The Importance of Water
Water builds the skeleton of plants
Something called Turgor, which is the cell in which water travels through to the stems and then the foliage, without water this is what makes the plant wilt.
Used for Photosynthesis
As water travels through the stem to the leaf, where photosynthesis is actually taking place water is evaporating through the leaves turning into Carbon Dioxide, which is vital for photosynthesis. The carbon dioxide replaces the position of the water in tiny holes of the plant's leaves, and photosynthesis begins! This is something that is only done while the sun is shining on the foliage.
Water delivers Nutrients
As water is traveling through the soil it is going into all the little air pockets and releasing and breaking up the nutrients that are in the soil from beneficial bacteria, worms, and organic matter. Keeping life in the soil alive!
When to Water
Always water in the morning, it is like breakfast for your plants! During the morning and at night the roots are most active, where during the day the activity in the plant is focused on the foliage. Photosynthesis is happening during the day as well as transpiration happening as the evening rolls in.
Transpiration is the secretion of water in the leaves, which is then turned into carbon dioxide for photosynthesis!
How to Water
For roots to expand and reach for vital nutrients and to keep oxygen within the root structure, the soil needs to be dried out a bit in between each set of waterings. The best way to water properly is by touching about an ¼ of an inch - an inch down in the soil. If it feels wet and the soil is nice and dark, wait to water until you touch it and the soil's top layer is dry and starting to crumble out.
Now, if in the morning you are checking and your leafy greens, in particular, are wet, but it's going to be over 90 degrees or a particularly windy day, no matter what. Water! Lettuce needs the extra moisture, by 2 in the afternoon you will be surprised to see your lettuce sadly wilting without the extra boost of moisture, especially if it is in the sun past 2 in the afternoon. The rest of your wall should be left to dry out for a day or so.
Example of overwatering. I have a brand new wall, with all new soil. And a freshwater basin with magnesium, nitro booster, and the eggshell all added to the water basin yet, my parsley is still deficient!

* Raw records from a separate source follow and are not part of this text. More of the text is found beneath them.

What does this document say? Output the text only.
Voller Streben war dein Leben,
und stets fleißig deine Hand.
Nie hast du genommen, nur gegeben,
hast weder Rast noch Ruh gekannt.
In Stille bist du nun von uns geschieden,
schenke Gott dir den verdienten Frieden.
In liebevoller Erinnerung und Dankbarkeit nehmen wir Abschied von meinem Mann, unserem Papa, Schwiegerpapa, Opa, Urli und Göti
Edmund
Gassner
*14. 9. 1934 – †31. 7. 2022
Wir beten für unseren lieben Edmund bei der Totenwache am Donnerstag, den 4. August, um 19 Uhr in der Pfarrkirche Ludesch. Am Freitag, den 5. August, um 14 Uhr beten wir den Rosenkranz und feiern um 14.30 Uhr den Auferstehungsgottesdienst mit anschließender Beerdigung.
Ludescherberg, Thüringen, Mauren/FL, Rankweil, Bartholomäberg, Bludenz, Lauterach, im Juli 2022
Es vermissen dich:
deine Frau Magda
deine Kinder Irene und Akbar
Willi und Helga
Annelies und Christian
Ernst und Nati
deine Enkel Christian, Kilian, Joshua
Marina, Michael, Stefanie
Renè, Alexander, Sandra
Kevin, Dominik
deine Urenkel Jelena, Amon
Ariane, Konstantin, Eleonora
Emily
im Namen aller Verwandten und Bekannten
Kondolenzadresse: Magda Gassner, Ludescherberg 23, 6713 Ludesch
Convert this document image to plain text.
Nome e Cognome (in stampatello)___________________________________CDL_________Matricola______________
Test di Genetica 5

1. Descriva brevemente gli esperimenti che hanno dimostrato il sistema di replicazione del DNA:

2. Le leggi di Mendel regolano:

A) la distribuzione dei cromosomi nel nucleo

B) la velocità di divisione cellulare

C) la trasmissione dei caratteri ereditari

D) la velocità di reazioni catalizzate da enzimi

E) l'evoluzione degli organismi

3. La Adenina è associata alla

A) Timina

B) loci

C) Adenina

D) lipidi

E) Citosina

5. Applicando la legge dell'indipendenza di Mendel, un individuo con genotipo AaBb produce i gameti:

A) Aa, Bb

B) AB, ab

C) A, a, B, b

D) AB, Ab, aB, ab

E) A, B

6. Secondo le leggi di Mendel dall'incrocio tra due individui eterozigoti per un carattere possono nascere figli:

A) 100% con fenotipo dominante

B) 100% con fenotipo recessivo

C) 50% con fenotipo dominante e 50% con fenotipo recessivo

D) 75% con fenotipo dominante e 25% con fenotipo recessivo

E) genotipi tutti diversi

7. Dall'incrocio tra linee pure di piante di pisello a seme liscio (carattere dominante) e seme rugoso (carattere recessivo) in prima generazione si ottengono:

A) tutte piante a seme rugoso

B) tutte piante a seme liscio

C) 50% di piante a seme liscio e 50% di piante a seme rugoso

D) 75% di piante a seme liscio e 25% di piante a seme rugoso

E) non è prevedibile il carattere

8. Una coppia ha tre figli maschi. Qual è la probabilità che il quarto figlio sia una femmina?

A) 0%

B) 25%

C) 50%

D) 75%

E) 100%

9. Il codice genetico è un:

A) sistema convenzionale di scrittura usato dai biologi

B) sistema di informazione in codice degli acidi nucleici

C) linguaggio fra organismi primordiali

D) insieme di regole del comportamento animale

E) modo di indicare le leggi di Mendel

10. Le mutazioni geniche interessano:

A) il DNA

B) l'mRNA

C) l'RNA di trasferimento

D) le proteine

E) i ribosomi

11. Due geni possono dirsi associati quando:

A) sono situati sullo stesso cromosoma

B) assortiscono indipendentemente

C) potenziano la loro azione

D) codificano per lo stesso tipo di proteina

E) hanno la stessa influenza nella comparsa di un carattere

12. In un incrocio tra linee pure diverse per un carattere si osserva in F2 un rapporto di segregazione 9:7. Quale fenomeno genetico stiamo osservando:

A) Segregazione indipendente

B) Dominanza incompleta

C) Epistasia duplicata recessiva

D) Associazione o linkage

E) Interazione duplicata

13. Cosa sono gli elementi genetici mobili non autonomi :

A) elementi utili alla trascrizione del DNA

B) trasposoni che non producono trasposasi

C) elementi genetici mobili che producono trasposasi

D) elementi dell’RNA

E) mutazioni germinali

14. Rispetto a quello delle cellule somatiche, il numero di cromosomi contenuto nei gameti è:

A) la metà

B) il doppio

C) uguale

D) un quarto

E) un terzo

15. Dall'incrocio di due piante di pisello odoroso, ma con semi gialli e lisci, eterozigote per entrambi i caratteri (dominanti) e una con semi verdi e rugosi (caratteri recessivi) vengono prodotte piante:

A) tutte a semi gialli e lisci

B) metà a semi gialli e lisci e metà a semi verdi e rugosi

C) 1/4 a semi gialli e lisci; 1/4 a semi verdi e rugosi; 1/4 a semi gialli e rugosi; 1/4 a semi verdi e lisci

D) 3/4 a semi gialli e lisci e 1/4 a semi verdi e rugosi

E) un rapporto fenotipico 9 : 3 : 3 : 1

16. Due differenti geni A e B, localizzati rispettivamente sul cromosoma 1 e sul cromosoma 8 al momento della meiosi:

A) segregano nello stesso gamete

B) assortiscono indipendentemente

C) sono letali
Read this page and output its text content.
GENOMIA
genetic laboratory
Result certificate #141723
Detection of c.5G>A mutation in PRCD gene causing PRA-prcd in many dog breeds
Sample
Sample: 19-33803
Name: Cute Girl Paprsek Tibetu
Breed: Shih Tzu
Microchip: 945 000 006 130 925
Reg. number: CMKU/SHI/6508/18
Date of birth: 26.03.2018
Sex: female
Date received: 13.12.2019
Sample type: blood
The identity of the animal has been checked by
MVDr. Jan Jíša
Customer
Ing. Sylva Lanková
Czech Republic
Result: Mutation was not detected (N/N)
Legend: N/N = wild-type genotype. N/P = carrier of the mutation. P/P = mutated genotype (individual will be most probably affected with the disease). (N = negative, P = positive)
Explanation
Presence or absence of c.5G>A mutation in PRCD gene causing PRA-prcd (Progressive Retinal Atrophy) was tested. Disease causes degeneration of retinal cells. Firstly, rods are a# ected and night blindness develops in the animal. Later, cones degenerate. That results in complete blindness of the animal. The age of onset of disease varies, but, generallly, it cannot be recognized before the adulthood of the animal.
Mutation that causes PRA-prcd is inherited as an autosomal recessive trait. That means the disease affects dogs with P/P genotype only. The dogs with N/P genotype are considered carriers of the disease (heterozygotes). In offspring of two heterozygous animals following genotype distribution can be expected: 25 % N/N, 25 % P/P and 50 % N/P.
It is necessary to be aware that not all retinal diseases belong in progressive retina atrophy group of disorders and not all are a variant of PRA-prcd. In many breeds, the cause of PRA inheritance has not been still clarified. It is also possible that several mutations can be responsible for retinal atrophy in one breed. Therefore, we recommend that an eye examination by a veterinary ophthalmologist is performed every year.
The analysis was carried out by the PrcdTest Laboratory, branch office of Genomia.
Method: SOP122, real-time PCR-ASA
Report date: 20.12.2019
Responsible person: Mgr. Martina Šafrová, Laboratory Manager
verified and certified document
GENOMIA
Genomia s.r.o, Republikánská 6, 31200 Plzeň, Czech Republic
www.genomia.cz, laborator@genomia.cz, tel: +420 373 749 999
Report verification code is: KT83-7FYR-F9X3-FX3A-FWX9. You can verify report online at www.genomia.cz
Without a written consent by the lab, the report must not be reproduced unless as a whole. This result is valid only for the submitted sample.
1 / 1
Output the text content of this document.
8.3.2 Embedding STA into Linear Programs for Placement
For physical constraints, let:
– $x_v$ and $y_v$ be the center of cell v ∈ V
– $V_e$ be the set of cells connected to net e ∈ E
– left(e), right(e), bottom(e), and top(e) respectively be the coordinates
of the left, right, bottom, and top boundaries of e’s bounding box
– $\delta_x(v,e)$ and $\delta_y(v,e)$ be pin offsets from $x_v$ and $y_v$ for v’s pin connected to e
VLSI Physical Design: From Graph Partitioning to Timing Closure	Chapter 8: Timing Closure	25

I started to check to see if the soil was wet before watering with my finger, and stopped watering until it was nice and dry. Even if it was going to be a day over 90 degrees, I did not give my parsley water. The parsley ended up going through that drying period for the next 6 days with the temperatures probably averaging around 89 degrees. The plant was still plenty wet for those 6 days just sitting in the full sunlight each day until the soil crumbled out with a dry texture! The new growth is improving and my parsley is on the way to get in my belly! After the hard work of nursing this plant back to health, it's going to taste even better!
Another thing that can happen when there is overwatering is Powdery Mildew. This is a white powdery fungus substance that coats the leaf of your plants.
The moral of the story is that overwatering my plant was causing nutrients to wash away, choking and saturating the plant's roots to the point of a deficiency or death from rotting roots. Now that we are nearing fall with our nights staying cooler and even wetter with fog in certain regions, watering needs to be cut down. It's easy to just say water your plants every morning when it's almost 100 degrees out, but now it's time to check to see if the plants need the drink before delivering it to them. The chances of heat stress are diminishing while overwatering risk is rising.
Placement for Watering
As your walls grow in you will see each day as you water certain plants may need water while others don't. To assure you won't overwater or underwater you can pick and choose which set of plants go on each row. So that when you look at your wall in the morning to water you can choose to turn.
Tender plants like kale, lettuce, spinach, arugula, and chard can all go in one row because they can handle extra moisture and water. While the other row holds things like herbs, flowering plants, tomatoes, jalapenos, chives, basil, and mints! These plants like to dry out a bit between waterings for the best harvest results. The pots among your wall are going to be moving around here and there depending on their needs.